With the support of a Matrix-Sciences Po Collaboration Grant, Taeku Lee, George Johnson Professor of Law and Professor of Political Science at UC Berkeley and Laura Morales, Professor in Political Science and Comparative Politics at Sciences Po, will launch a new initiative focused on examining the pathways of immigrant integration in the United States and Western Europe. In particular, they seek to better understand when immigrant groups pursue their individual and collective goals by pursuing economic advancement and when they pursue political engagement and empowerment.

“The specific topic for our proposed collaboration is immigrant integration, whether and under what conditions immigrants adapt to and become incorporated into social, economic, civic, and political life in their new host society,” the researchers wrote in their proposal. “Our interest is in the question of whether and when immigrant origin groups pursue exclusively socio-economic strategies for integration, and whether and when they see politics as an additional optimal pathway to integration.”

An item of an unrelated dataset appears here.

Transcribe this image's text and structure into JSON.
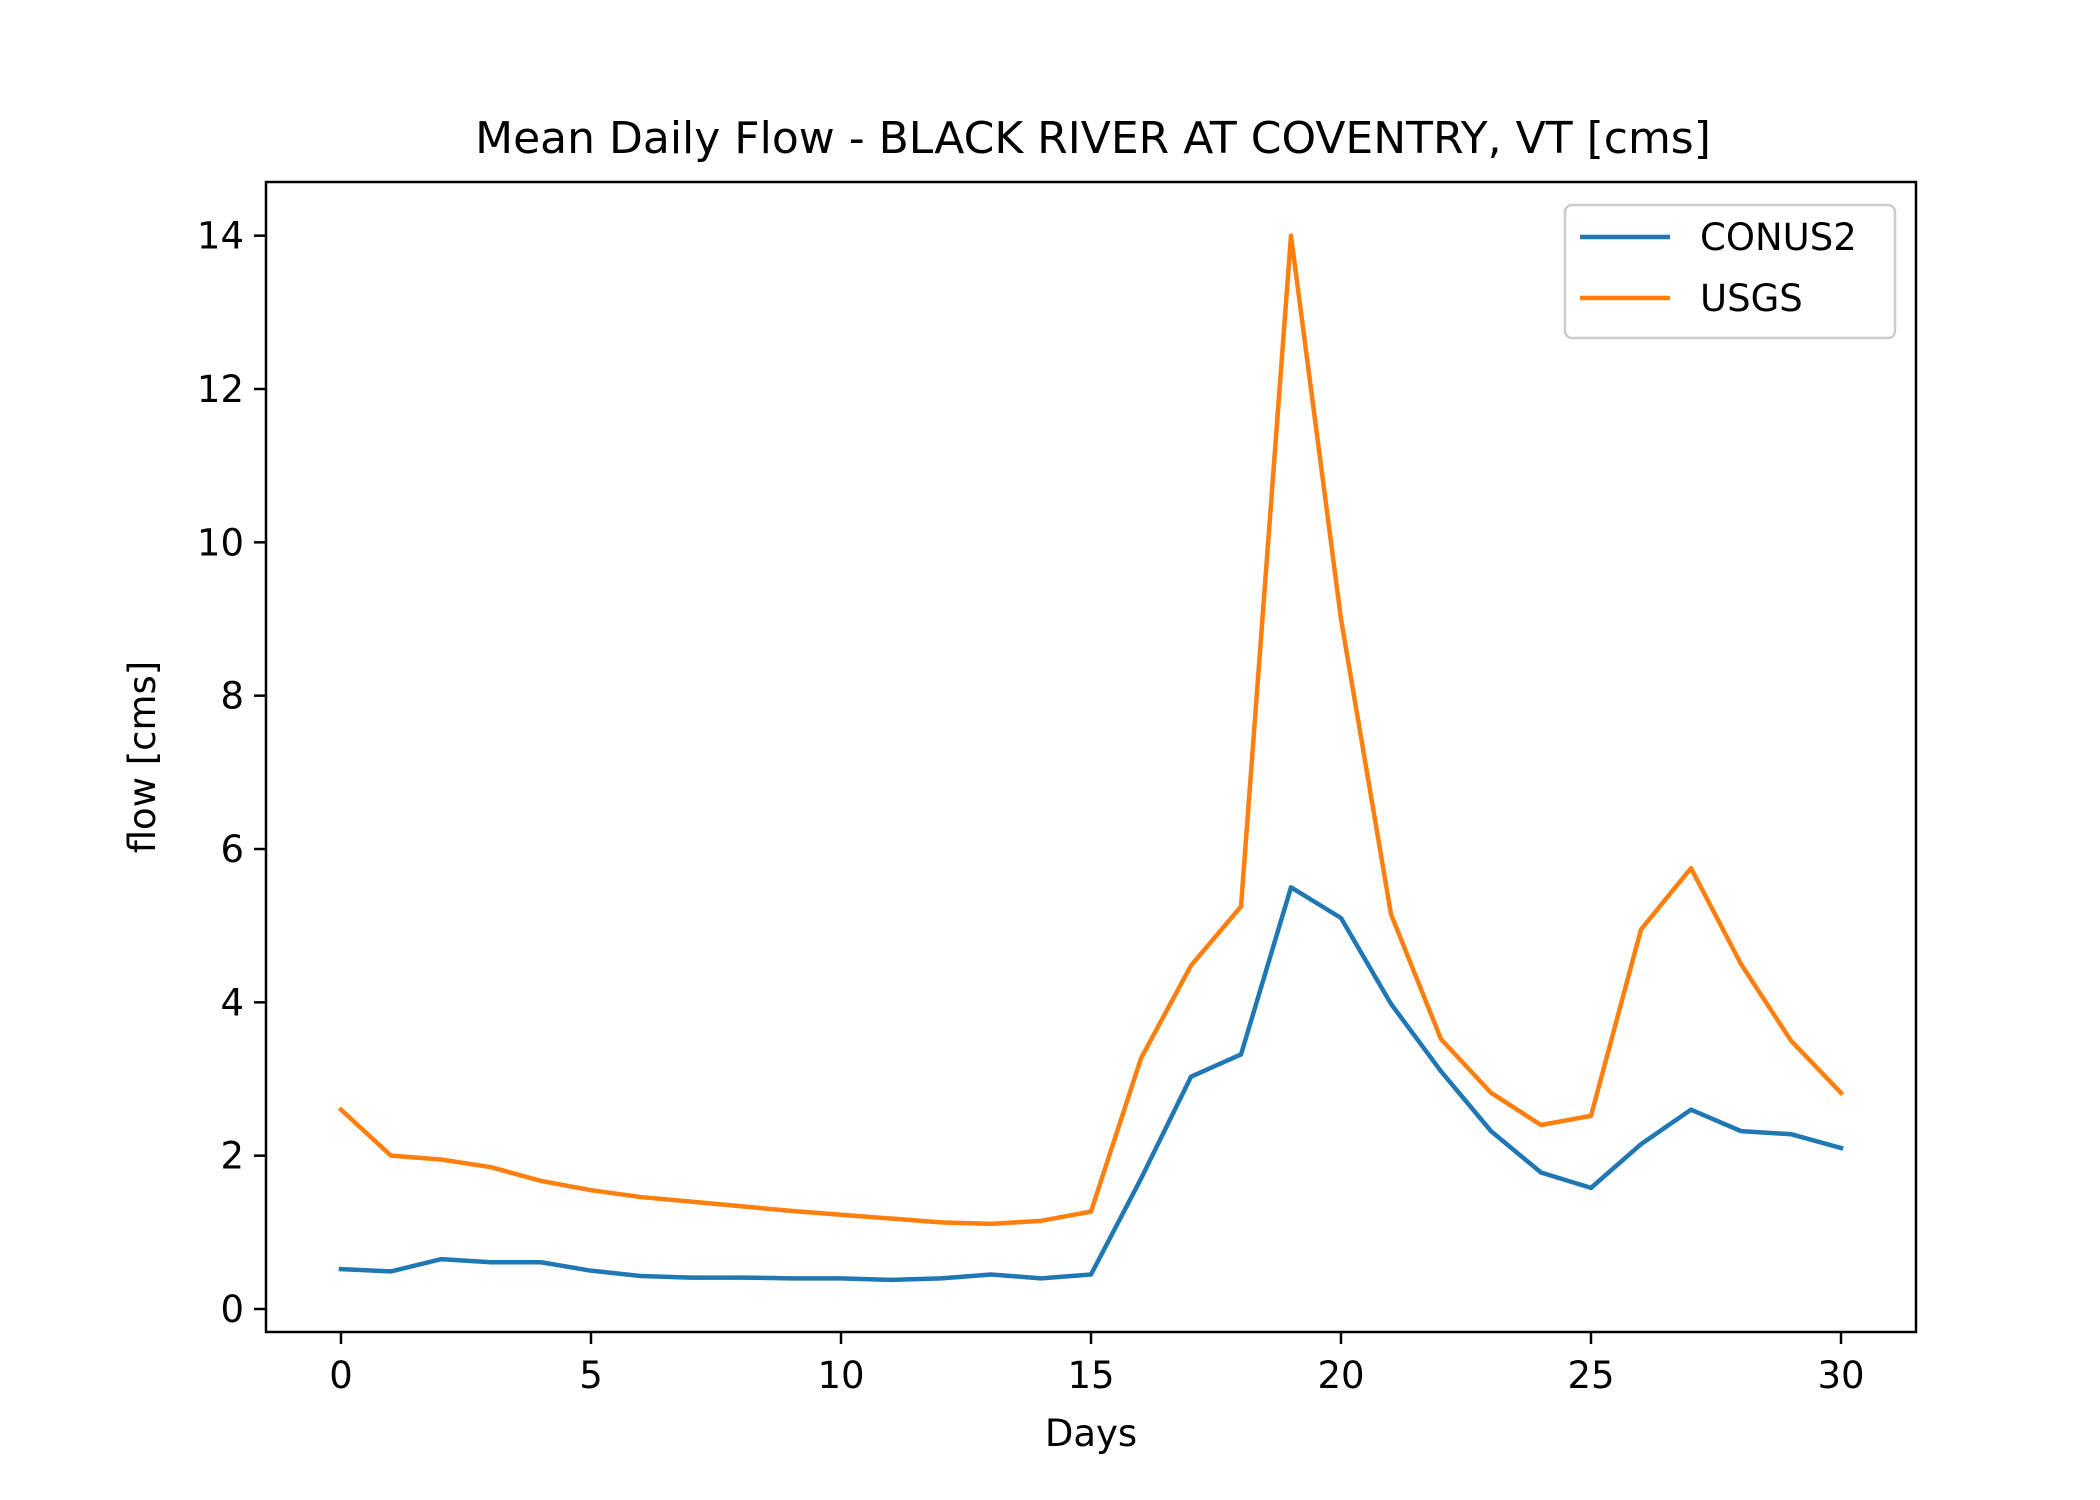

Funding from the Matrix-Sciences Po Collaboration grant will help the scholars lay the groundwork for a full research proposal, as they will identify relevant data sources and background literature, develop a detailed research design, and identify potential collaborators. “The seed money,” Lee and Morales explained, “will immediately create opportunities for graduate students at both UC Berkeley and Sciences Po to become connected to an international collaboration and to gain the skills required to prepare strong research grant proposals.”

Diasporic Identities: Southeast Asian Incorporation Experiences in Europe and America-The Post-Refugee Generations

In December 2018, Khatharya Um, Associate Professor and Coordinator of Asian American and Asian Diaspora Studies in the Department of Ethnic Studies at UC Berkeley, and Hélène Le Bail, a political scientist on the permanent faculty at Sciences Po and a research fellow at the Centre de Recherches Internationales (CERI), used a Matrix-Sciences Po Collaboration Grant to organize a colloquium that brought together European and American researchers working on Vietnamese, Cambodian, and Laotian diasporas to engage in critical, cross-disciplinary discourse on the post-refugee generations. The event drew more than 100 participants, including scholars from the fields of ethnic studies, sociology, history, clinical psychology, Asian studies, political science, and demography, as well as artists, authors, community organizations, and advocates.

This year, Um and Le Bail will build on the generative exchanges from the colloquium and use a Matrix-Sciences Po Collaboration grant to continue their joint project. They will compile materials from the conference for a co-edited volume, to be published in both French and English, on Southeast Asian refugee and post-refugee experiences in France, centering on three themes: interrogating the refugee category, memory transmission, and claiming belonging, confronting racism. They will also begin collaborative field research focused on Southeast Asian communities in the Paris region, with particular attention to the ethnic Chinese communities from Southeast Asia that constitute an under-explored research area both in the U.S. and in France.

“Our proposed project builds on the overwhelming success of the 2018 colloquium that helped identify the intellectual gaps in the current scholarship on refugees and on Southeast Asian communities in France, which we aim to redress through our continued collaboration,” Um and Le Bail wrote in their proposal. “Ultimately, we hope to foster a robust transcontinental community of scholars, researchers, artists, and advocates working on critical Southeast Asian diaspora studies, a space that is emerging in the U.S., with Berkeley as one of the founding institutions, but that currently does not exist in Europe. Such transnational community would provide a much needed home for new innovative scholarship in and across the fields of migration, diaspora, transnational, and Southeast Asian studies.”